Folha de S.Paulo

Em vídeo, ‘Morte e Vida Severina’ reflete sobre tragédias do passado e do presente

- Naief Haddad

são paulo Há seis décadas e meia, João Cabral de Melo Neto publicou um auto de Natal sobre um homem, Severino da Maria do Zacarias, que vai do sertão de Pernambuco ao Recife. Por todo o caminho, paisagens de morte o acompanham.

“É uma cova grande para teu defunto parco, porém mais que no mundo te sentirás largo.

É uma cova grande para tua carne pouca, mas a terra dada não se abre a boca.”

Publicado em 1955, o poema “Morte e Vida Severina” ganha novas leituras neste 2020, ano da pandemia.

Os versos que partem da dimensão das covas para comentar a fragilidad­e humana e a desigualda­de social poderiam ter sido escritos nos dias de hoje, sob a peste prestes a matar 100 mil brasileiro­s.

“Infelizmen­te, a obra é muito atual. A vida severina continua”, diz Eugênia Thereza de Andrade, criadora e diretora geral do projeto 7 Leituras, 7 Autores, 7 Diretores.

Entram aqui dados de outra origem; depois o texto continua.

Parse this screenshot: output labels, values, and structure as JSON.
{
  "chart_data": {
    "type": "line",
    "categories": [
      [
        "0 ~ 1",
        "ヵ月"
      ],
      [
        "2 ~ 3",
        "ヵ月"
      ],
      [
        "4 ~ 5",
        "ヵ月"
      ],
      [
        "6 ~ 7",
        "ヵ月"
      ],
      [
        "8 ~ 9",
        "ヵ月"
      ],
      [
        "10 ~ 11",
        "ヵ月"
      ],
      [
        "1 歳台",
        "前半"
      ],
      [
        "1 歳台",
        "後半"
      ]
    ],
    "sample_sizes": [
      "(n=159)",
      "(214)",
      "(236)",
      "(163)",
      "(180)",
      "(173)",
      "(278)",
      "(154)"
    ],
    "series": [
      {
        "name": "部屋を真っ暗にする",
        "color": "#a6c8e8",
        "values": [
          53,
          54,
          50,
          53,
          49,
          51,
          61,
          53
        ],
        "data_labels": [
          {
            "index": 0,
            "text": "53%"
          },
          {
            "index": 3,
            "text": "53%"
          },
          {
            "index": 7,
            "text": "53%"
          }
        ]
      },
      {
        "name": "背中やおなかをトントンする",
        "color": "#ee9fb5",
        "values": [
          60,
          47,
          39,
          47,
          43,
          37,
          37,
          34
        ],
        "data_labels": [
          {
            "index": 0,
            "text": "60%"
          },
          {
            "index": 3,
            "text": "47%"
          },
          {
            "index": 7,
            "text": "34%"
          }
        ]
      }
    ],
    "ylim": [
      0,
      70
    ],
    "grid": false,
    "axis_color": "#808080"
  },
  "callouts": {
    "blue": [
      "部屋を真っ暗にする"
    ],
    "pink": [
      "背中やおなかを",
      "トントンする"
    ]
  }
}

No seu 14º ano, esse ciclo promovido pelo Sesc apresenta pela primeira vez o poema de João Cabral. Ainda há outro ineditismo, o formato. Como o teatro —ao menos da forma como o conhecemos— ainda é inviável no país, 7 Leituras ganha uma versão online.

Depois de uma introdução de Eugênia, quatro atores interpreta­m os dilemas do retirante ao longo de meia hora. Sob a direção de Kiko Marques, o elenco formado por Eduardo Silva, Paula Cohen, Fernando Paz e Amazyles de Almeida não percorrem o auto em sua totalidade, mas apresentam os trechos principais.

A diretora fala de uma “relação histórico-afetiva” com “Morte e Vida Severina”. Em 1963, ela integrava o grupo da Escola de Teatro da Universida­de Federal da Bahia quando foi realizada uma das primeiras encenações do poema. A direção era do escritor e filósofo Luis Carlos Maciel.

“Como dizia Brecht, o texto de João Cabral consegue tocar o coração e a consciênci­a”, diz Eugênia.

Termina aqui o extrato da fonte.